Denotes isolates used in initial pathogenicity assay.

Isolates were grown on GYEA and scraped to generate inoculum suspensions in sterile water. An ~500 μl aliquot of suspension was spread onto fresh GYEA plates at incubated at room temperature (21° C). After all plates were covered by fungal growth (~3 weeks), the millipedes were introduced for 7-d pathogenicity trials. Five individuals were placed on each plate. In the full-diversity assay, 15 millipedes were used for each treatment, while 10 were used in the Polyporales assay. For a negative control, millipedes were placed on sterile GYEA plates that were changed each time contaminating fungal growth was observed. These plates required replacement due to inadvertent inoculation by the millipede’s phoretic contaminants and gut microbes. Observations were made every 12 h for the first 36 h and then every 4 h for an additional 108 h until 7 d were complete. Mortality was assessed by failure of millipedes to move in response to external stimuli (Panaccione & Arnold 2017). At the end of the assay, samples of deceased individuals were preserved for chemical analyses. Surviving millipedes were returned to laboratory colonies for future studies.

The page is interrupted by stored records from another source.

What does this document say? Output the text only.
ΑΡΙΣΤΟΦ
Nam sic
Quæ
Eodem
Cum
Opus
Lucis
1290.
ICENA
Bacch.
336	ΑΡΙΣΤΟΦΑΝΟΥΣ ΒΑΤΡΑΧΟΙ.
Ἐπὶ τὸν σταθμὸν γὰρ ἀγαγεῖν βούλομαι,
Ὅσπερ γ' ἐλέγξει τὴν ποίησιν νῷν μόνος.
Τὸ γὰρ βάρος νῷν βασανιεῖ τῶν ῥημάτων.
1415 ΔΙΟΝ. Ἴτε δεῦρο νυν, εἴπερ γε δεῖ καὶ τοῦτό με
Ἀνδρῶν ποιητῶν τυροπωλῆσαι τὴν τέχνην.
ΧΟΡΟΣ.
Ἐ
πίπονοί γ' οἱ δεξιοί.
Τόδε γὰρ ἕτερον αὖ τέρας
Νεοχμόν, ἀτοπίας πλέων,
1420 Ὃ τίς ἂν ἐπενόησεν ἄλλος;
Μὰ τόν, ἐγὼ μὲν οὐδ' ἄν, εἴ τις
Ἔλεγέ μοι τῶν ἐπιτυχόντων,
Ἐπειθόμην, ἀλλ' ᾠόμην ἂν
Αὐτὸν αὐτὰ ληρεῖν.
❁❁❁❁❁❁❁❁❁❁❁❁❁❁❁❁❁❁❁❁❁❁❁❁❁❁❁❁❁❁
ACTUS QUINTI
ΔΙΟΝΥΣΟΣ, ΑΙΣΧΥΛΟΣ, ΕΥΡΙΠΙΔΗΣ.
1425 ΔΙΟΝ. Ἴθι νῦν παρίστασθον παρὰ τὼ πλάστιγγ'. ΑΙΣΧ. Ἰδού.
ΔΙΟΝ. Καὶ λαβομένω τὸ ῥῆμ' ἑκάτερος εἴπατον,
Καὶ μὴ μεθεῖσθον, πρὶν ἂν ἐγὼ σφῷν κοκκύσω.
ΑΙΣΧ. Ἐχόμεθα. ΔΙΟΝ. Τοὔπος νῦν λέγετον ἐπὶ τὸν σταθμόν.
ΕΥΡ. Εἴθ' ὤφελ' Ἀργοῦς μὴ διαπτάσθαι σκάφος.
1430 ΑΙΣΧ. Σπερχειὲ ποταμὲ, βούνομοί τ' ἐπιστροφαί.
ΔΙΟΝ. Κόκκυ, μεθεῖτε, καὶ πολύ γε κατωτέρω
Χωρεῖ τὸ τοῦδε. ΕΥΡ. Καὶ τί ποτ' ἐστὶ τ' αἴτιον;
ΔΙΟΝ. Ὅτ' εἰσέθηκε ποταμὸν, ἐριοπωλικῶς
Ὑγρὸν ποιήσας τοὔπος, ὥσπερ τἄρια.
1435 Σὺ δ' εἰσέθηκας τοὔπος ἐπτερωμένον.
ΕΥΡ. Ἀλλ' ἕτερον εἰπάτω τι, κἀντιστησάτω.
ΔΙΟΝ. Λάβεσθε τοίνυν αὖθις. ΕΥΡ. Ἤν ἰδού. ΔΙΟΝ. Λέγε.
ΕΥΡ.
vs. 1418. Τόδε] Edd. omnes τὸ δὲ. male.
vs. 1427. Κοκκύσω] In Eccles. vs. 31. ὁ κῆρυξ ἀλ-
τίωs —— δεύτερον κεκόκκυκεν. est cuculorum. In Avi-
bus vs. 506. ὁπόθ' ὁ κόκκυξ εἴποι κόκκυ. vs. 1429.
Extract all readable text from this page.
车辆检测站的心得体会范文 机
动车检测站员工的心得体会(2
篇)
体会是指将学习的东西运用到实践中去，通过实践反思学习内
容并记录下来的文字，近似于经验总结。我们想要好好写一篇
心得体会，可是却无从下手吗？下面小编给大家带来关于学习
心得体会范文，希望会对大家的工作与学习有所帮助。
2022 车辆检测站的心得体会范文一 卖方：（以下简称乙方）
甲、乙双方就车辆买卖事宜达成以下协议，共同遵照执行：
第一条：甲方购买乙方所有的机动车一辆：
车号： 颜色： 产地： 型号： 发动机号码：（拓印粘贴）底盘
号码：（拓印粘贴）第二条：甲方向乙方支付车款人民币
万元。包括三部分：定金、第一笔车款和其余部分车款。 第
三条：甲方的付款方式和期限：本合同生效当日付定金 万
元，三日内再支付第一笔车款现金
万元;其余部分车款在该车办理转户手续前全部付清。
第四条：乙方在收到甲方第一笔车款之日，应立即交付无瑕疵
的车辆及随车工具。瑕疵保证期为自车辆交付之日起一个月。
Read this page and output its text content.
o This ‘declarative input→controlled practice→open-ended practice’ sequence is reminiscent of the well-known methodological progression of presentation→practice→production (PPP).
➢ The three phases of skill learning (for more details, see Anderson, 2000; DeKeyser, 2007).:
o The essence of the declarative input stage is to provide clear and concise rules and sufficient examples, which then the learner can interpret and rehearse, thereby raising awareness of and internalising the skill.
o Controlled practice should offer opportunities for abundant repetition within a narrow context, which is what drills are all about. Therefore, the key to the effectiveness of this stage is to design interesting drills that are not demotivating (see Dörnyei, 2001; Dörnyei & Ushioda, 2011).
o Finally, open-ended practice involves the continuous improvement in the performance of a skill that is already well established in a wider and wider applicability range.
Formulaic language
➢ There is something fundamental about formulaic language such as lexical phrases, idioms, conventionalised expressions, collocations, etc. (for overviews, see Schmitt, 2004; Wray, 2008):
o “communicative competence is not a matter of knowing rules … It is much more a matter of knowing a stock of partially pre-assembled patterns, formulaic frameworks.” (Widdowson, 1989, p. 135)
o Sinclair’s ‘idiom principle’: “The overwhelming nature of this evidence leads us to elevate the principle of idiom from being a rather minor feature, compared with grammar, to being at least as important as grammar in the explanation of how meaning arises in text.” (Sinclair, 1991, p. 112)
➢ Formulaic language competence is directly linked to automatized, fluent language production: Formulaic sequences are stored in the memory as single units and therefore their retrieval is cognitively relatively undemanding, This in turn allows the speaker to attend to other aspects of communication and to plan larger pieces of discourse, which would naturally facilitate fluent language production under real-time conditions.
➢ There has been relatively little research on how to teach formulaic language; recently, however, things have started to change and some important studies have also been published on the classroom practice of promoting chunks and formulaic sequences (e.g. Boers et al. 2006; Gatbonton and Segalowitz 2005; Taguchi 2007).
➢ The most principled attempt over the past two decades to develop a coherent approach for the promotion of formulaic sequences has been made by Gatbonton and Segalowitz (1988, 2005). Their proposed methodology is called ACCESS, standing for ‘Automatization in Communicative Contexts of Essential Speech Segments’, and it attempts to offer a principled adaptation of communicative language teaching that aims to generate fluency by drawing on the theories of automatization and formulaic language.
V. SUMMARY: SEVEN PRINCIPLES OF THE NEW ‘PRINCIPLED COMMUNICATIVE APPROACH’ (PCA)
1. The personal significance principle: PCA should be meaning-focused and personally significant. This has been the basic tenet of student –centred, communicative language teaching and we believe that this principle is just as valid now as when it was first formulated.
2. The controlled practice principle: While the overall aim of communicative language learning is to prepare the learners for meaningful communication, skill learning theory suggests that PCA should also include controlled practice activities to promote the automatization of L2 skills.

Statistical analysis of survivorship was performed using the “Survival / Reliability” function in JMP 13.1.0 (SAS Institute Inc., Cary, NC). Post-hoc pairwise comparisons to the control treatment were performed for treatments that reached at least 25% mortality by the end of the trials (five treatments in the full-diversity assay, and seven in the Polyporales assay). Both log-rank and Wilcoxon tests were used. Log-rank tests score mortality at all time points evenly, while Wilcoxon tests score early mortality more heavily. For pairwise comparisons, Bonferroni corrections were applied such that the P-value reported by the analysis was multiplied by the number of comparisons made in each experiment.

3. Results and discussion

3.1. Diversity and community structure

A total of 301 millipedes were collected from 3 of 4 known B. lecontii clades (Brewer et al. 2012) and from 20 sites across 7 states (Table 1). Our study recovered 102 males and 146 mature females. Most millipedes were engaged in feeding behavior, with their heads buried in fungus growing on the log (Figure 1).

Figure 1.

Figure 1.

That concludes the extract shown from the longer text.